What does the Windrush scandal say about the rights of EU citizens living here?

MOOD music – that’s what the Windrush scandal is all about. And the tunes have been jarring and horribly discordant, until yesterday’s belated apology from Theresa May.

That’s an apology from the woman who lay the foundations for this heartless mess during her tenure as home secretary; the cold-eyed technocrat who introduced the hostile immigration environment.

This is what lies behind the bureaucratic nightmare that saw long-time British citizens in some cases threatened with being deported ‘back’ to countries they haven’t lived in or possibly even visited in half a century.

Mrs Maybe apologised to leaders of Caribbean heads of government and promised that no one would be deported.
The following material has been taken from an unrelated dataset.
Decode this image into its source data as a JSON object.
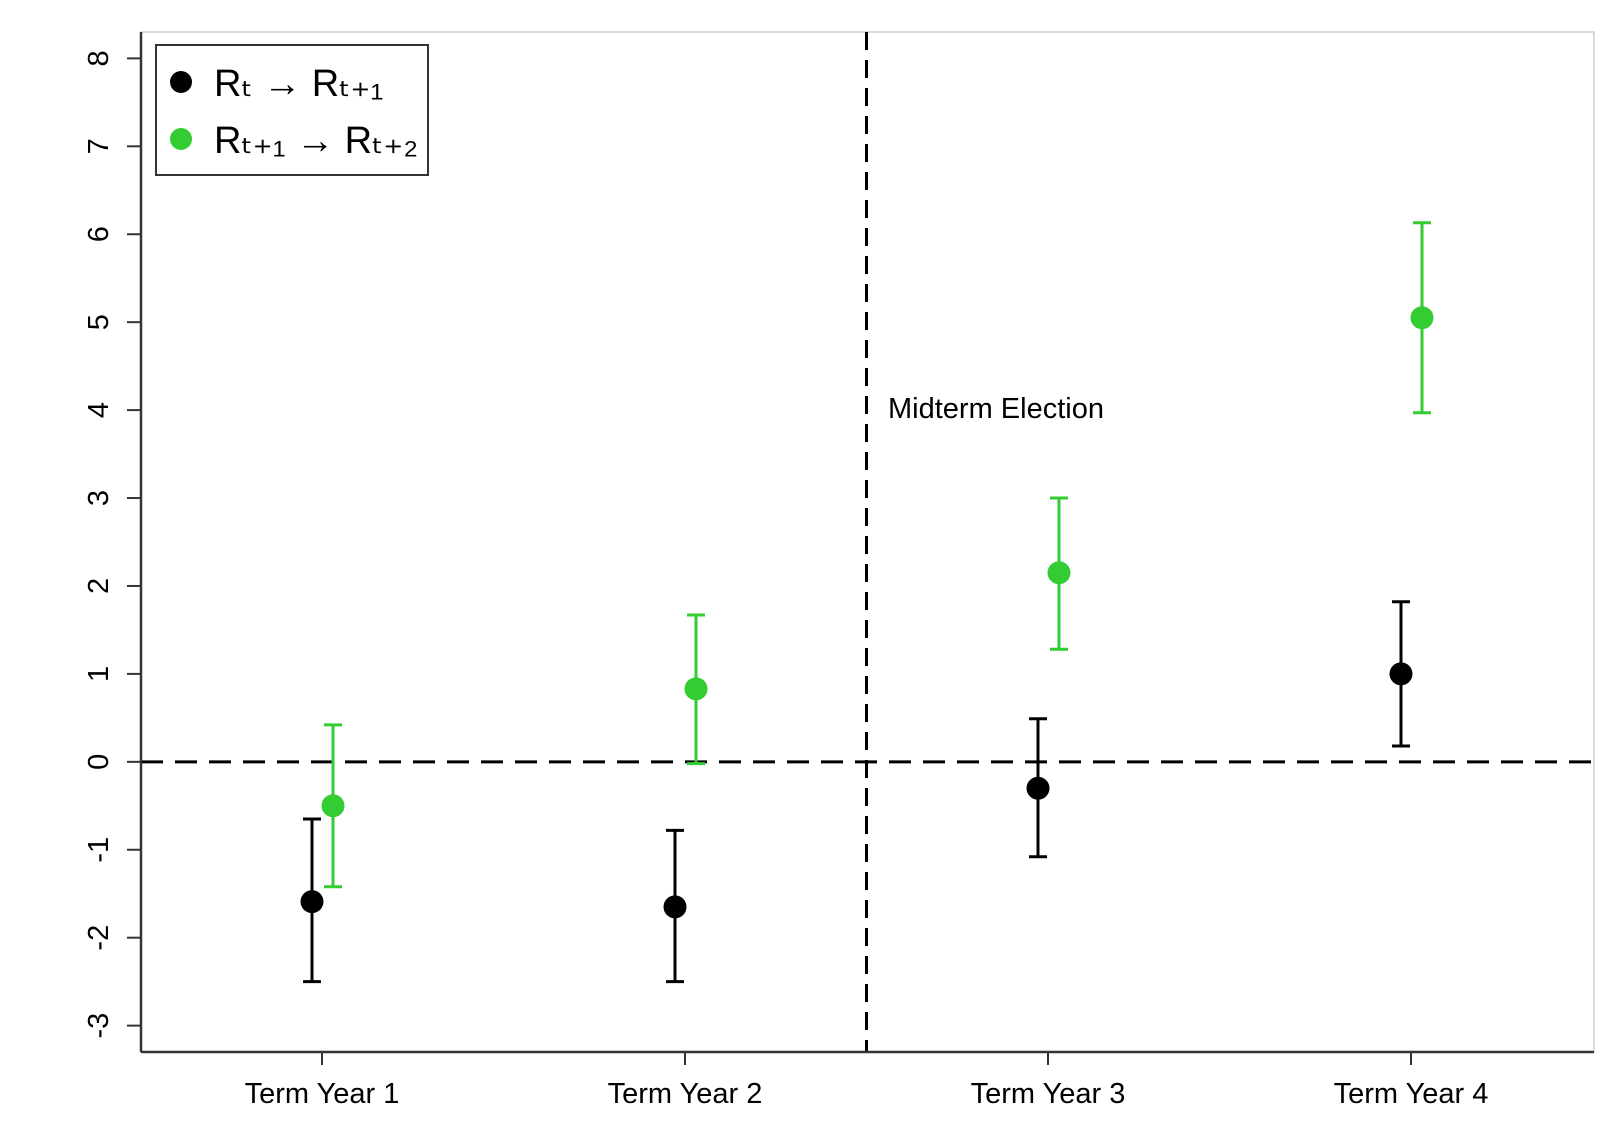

Here she is in sorry mode: “I take this issue very seriously. The home secretary apologised in the House of Commons yesterday for any anxiety caused. And I want to apologise to you today. Because we are genuinely sorry for any anxiety that has been caused.”

No mention of genuine sorrow for being the architect of this appalling affair – but a solid mention for the present home secretary. Now I don’t much like Amber Rudd, but she is being forced here to clear up a mess of her boss’s making, and that’s never a fair position to be in.

Along with Mrs Maybe’s belated statement of remorse comes further shaming news. We learn today that in 2010 the decision was taken to destroy the landing card slips that recorded the arrival date of Windrush immigrants, dating back to the 1950s and 1960s. This removed the last remaining proof of when a person arrived.

And who was home secretary at the time? Yes, Theresa May.

Mood music again. The treatment of the Windrush generation – something even the Daily Mail today condemns – is alarming EU citizens who live here and have been feeling fearful ever since the Brexit vote.

The3million campaign group represents EU citizens in the UK. Yesterday it met the immigration minister Caroline Nokes to discuss how the Home Office was going to handle online applications for “settled status” after Brexit. It is reported no reassurance was offered over whether EU citizens would ever find themselves in the same position as the Windrush generation.

Surely mostly people must know someone from the EU who is a long-term resident in Britain; someone who plays a vital role professionally and socially in the fabric of this country; someone who adds to what should be a hopeful, inclusive, outward-looking Britain.

We certainly have a friend who falls into that category. And the anxiety caused to her and other such EU citizens working here is another sort of disgrace caused by the mood music on immigration.

Brexit wasn’t meant to be about immigration, but the issue was dragged centre-stage by the usual suspects. Today the Daily Express, chief warbler for the Brexit besotted, lays into former chancellor George Osborne over ‘project fear’, in other words his warnings about Brexit.

“SO JUST HOW ACCURATE WAS PROJECT FEAR THEN?” shouts a headline heralding a bit of an economic upturn.

Somehow the Express forgets to find space for the Global Future think-tank report – the one finding that each of the government’s four Brexit scenarios will cost British taxpayers hundreds of millions of pounds every week.

Sorry to spoil the tattered tea party, but Brexit hasn’t happened yet. In language Express readers may understand, if nothing else Brexit is a wait-and-see pudding. It’s not been plonked on the plate yet. And everyone is still arguing over how to split the bill.